The market’s enthusiasm for massive growth immediately following last year’s US presidential election waned significantly after healthcare initiatives failed to materialize, infrastructure spending stalled and geopolitical tensions flared. While we were skeptical of too much optimism at the start of the year, we now think pessimism may be too strong as fundamentals slowly and steadily improve.
Global growth continues to increase from the low levels seen in 2015 and 2016. While stubbornly low inflation does persist, deflation fears have abated as inflation is beginning to show signs of life from what we believe is the long, slow bottoming process. The monetary policy accommodation from central bankers around the world is helping to underpin low policy rates as they continue to take a measured and well-communicated approach to rate normalization, even as they begin to decrease accommodation.
Looking ahead, we see US growth in the 2% range for the rest of the year, and perhaps slightly higher into 2018. Global growth is also picking up, but we believe it will continue to be moderate. Our top investment theme remains that spread sectors should outperform Treasuries and sovereign bonds, and we continue to favor emerging markets as the best opportunity for superior performance going forward.
- Most spread sectors performed very well over the quarter with emerging markets (EMs) continuing to lead the way and offering the best opportunities.
- In both investment-grade and high-yield, spread compression is behind us, so our focus is on name selection, even more than on industry selection.
US Economic Outlook
- We continue to believe in moderate US growth, looking for 2% the rest of this year and perhaps slightly higher into next year with the potential for a boost from fiscal policy.

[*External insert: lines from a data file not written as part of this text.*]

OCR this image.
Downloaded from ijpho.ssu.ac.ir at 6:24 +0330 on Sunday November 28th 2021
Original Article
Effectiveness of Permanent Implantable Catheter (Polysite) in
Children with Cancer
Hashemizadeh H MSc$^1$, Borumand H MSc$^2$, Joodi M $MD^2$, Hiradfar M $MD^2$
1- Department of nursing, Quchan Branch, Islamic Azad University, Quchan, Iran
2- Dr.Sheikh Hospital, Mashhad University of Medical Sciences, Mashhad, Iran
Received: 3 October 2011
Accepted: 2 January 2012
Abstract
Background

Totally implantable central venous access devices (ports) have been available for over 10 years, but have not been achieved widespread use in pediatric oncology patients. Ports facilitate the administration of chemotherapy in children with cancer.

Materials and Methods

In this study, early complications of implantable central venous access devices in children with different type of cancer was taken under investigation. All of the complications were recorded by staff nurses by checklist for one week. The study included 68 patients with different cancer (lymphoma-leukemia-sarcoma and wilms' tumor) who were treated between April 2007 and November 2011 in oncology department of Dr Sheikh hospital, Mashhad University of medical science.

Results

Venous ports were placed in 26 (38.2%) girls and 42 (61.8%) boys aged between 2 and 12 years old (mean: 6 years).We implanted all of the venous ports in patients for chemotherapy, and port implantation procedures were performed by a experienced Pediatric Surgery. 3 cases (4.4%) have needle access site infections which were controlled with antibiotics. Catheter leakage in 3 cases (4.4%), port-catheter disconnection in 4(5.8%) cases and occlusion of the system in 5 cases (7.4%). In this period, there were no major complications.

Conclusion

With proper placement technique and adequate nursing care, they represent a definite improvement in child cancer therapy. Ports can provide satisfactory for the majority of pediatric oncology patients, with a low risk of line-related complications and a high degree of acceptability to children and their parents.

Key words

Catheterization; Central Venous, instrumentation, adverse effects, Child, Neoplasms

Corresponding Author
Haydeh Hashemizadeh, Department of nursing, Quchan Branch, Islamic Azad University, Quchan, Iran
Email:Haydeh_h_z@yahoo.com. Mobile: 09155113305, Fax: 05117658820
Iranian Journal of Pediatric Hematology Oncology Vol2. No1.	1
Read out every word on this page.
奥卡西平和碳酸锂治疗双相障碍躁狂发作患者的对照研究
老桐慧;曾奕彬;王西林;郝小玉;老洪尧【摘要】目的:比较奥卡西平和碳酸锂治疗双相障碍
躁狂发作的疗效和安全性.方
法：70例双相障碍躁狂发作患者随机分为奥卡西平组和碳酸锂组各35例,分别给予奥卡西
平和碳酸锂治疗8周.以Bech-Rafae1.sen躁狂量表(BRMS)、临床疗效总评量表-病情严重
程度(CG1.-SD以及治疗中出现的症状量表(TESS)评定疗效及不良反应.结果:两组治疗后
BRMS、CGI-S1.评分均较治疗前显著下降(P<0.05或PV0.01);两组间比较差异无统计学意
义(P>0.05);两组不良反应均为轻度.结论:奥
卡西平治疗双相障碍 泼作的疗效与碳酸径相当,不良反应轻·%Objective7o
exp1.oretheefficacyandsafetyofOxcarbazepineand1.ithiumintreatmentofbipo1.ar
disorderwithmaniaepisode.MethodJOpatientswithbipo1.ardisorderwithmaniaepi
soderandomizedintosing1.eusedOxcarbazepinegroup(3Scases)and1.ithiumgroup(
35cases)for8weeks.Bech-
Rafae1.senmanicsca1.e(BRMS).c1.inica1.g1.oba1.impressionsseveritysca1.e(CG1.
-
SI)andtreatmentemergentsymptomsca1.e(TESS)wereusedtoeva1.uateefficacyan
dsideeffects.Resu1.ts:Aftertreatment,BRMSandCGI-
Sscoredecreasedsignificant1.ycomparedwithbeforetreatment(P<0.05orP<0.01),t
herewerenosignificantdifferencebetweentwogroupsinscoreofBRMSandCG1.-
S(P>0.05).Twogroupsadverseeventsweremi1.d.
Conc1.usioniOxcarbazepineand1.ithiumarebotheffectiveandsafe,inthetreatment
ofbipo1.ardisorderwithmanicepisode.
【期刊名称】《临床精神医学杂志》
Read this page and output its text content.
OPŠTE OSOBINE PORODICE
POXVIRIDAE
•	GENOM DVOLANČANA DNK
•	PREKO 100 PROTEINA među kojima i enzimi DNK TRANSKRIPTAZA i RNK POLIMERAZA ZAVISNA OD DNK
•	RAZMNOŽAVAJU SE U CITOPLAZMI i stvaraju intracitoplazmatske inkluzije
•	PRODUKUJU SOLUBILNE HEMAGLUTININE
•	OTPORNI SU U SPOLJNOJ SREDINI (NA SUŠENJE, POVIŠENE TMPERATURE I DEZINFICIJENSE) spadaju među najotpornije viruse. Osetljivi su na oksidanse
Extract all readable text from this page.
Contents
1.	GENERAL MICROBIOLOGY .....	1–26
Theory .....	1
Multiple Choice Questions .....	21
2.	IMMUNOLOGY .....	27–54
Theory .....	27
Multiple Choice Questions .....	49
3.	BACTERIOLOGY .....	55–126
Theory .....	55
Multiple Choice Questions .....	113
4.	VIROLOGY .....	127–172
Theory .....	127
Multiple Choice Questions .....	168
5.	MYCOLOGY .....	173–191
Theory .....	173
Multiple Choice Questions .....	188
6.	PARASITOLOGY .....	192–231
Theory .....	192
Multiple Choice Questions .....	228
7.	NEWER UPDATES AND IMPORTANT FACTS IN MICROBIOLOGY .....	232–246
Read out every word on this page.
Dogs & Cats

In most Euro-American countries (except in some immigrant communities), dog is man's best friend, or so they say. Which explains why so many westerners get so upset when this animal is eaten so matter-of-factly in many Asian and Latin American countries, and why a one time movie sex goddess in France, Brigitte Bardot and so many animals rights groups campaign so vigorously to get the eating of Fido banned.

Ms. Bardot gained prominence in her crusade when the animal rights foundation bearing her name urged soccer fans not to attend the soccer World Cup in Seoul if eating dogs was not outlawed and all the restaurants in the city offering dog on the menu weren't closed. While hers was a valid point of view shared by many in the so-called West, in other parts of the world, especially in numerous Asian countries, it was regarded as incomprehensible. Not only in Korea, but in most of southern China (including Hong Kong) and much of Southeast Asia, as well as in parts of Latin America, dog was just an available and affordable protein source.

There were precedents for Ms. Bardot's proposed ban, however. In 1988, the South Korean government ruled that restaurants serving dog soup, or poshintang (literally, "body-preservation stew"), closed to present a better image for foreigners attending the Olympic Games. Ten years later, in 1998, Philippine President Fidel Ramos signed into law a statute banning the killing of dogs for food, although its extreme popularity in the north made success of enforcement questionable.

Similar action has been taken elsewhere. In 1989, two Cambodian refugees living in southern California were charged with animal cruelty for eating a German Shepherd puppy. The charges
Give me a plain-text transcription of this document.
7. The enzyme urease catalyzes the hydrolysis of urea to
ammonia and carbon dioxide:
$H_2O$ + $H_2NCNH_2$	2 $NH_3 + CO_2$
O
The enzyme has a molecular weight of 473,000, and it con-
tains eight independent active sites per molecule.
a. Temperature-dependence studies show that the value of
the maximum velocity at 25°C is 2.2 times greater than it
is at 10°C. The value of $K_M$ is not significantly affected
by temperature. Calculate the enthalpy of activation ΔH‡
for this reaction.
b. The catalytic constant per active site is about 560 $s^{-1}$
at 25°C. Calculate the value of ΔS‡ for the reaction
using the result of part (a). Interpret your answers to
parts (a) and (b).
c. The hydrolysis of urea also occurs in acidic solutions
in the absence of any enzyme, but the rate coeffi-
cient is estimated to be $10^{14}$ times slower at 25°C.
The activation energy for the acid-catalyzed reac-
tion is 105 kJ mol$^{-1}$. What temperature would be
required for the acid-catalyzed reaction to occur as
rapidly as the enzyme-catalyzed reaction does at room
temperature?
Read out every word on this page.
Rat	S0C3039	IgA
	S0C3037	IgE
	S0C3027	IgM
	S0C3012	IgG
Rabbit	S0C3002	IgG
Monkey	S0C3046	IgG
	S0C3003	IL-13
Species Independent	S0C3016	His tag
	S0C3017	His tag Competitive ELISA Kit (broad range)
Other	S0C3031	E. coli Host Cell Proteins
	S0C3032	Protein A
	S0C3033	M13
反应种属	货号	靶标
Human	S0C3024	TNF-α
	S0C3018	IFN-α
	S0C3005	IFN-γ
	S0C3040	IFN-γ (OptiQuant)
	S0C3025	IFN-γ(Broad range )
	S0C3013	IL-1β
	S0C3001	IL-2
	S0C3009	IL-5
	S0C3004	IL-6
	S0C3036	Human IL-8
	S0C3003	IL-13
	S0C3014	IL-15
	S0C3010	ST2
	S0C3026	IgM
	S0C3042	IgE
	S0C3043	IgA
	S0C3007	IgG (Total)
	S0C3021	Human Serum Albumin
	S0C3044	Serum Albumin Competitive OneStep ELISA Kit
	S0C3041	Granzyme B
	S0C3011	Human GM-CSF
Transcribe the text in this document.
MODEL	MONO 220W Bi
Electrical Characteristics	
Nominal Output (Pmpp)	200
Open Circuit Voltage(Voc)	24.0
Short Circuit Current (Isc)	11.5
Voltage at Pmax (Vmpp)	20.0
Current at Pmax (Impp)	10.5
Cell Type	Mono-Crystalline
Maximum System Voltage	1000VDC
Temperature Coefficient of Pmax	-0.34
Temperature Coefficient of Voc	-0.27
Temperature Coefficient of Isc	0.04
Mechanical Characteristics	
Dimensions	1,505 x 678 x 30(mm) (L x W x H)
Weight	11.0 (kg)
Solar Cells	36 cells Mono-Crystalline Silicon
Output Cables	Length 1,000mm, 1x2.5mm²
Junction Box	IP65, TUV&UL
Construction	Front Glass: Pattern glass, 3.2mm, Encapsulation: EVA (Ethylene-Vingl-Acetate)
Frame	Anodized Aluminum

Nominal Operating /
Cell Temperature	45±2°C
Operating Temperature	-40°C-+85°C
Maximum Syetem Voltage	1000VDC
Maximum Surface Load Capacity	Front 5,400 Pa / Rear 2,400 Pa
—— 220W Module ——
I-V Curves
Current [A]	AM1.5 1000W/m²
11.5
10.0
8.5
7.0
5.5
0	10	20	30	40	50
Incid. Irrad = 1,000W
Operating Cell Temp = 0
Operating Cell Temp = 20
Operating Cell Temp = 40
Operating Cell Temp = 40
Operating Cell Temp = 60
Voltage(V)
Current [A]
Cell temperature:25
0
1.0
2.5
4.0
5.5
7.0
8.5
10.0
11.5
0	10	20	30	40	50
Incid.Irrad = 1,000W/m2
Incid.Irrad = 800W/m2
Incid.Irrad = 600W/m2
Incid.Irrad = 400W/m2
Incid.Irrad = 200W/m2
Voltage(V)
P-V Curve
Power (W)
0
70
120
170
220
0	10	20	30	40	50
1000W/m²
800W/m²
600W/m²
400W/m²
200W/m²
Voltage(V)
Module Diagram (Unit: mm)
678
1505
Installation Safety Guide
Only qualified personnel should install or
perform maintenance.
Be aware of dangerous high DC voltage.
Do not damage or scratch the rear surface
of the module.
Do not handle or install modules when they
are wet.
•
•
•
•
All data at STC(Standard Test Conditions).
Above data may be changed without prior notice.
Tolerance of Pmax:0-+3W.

- The US inflation backdrop is very subdued and continues to puzzle the Federal Reserve (Fed), with Fed Chair Janet Yellen earlier claiming it is “transitory” and more recently calling it “temporary”; she nevertheless seems resolved to move ahead with the balance sheet unwind and another rate hike this December.
- Headwinds facing US growth include underemployment, political gridlock—as evidenced by the failed healthcare bills, delayed infrastructure spending and non-specific plans for tax reform—but a significant tailwind has been successful, pro-growth deregulation. Regarding tax reform, we think tax cuts are more likely than systemic changes, and implementation is probable.
- With a new Fed Chair expected in February 2018, we’ve been consistent in our belief that President Trump will nominate a dovish Republican and our pick from August, Jerome Powell, is still in the running.
Global Economic Outlook
- Global growth was positive but declining from 2013 to 2016, while it has started to go back up modestly this year. We think growth will be very slow and restrained due to global headwinds.
- The greatest headwind to global growth is debt, which is now higher than it was at the end of the Great Financial Crisis.
- The low-inflation, low-growth backdrop means that central bank policy will generally continue to be very accommodative —underpinning low rates—especially by the European Central Bank and Bank of Japan (BoJ).
- Europe: A temporary inflation pop after Brexit has been replaced by softness. The Bank of England has signalled its intent to get on a path of tightening, but given the softness, we are skeptical of meaningful tightening.
- Japan: Accommodation by the BoJ has been extraordinary but Japan’s inflation rate is barely above zero and continues to be very stubborn and slow to move.
- China: With the help of considerable stimulus, growth has improved and stayed strong. China’s currency is ceasing to deteriorate, and now beginning to improve.
Chart: Finding value in Emerging Markets: Effective Exchange rate by country
Chart shows EM valuations as a percetentage of their full value (100), according to the Bank of International Settlements.
Source: Bloomberg and Bank of International Settlements as of 4 October 2017. Past performance is no guarantee of future results. Please find definitions in the disclaimer.
- Most spread sectors performed well over the quarter, with EM once again leading the way.
- Investment-grade: We are focusing on industries that are deleveraging, with a keen eye on avoiding the underperformers; this is truly a stock-picker’s market.
- High-yield: Spreads have narrowed as defaults have declined, with ex-commodity defaults very low.
- Agency mortgages: The fundamentals for real estate and consumers are constructive and we believe these sectors continue to look attractive on a risk-adjusted basis.
- EM: Valuations look attractive both on a historical basis and relative to developed markets, particularly given a better global recovery, lower risks in China and commodity stabilization.
We think the Republican Party needs to get some things done before the 2018 elections or it risks a big backlash at the polls. Tax cuts look promising. Given the multiple factions within the party, however, approving them will not likely be easily accomplished.
If we’re wrong and global growth and inflation pick up rapidly, then we would have to expect central banks to tighten meaningfully.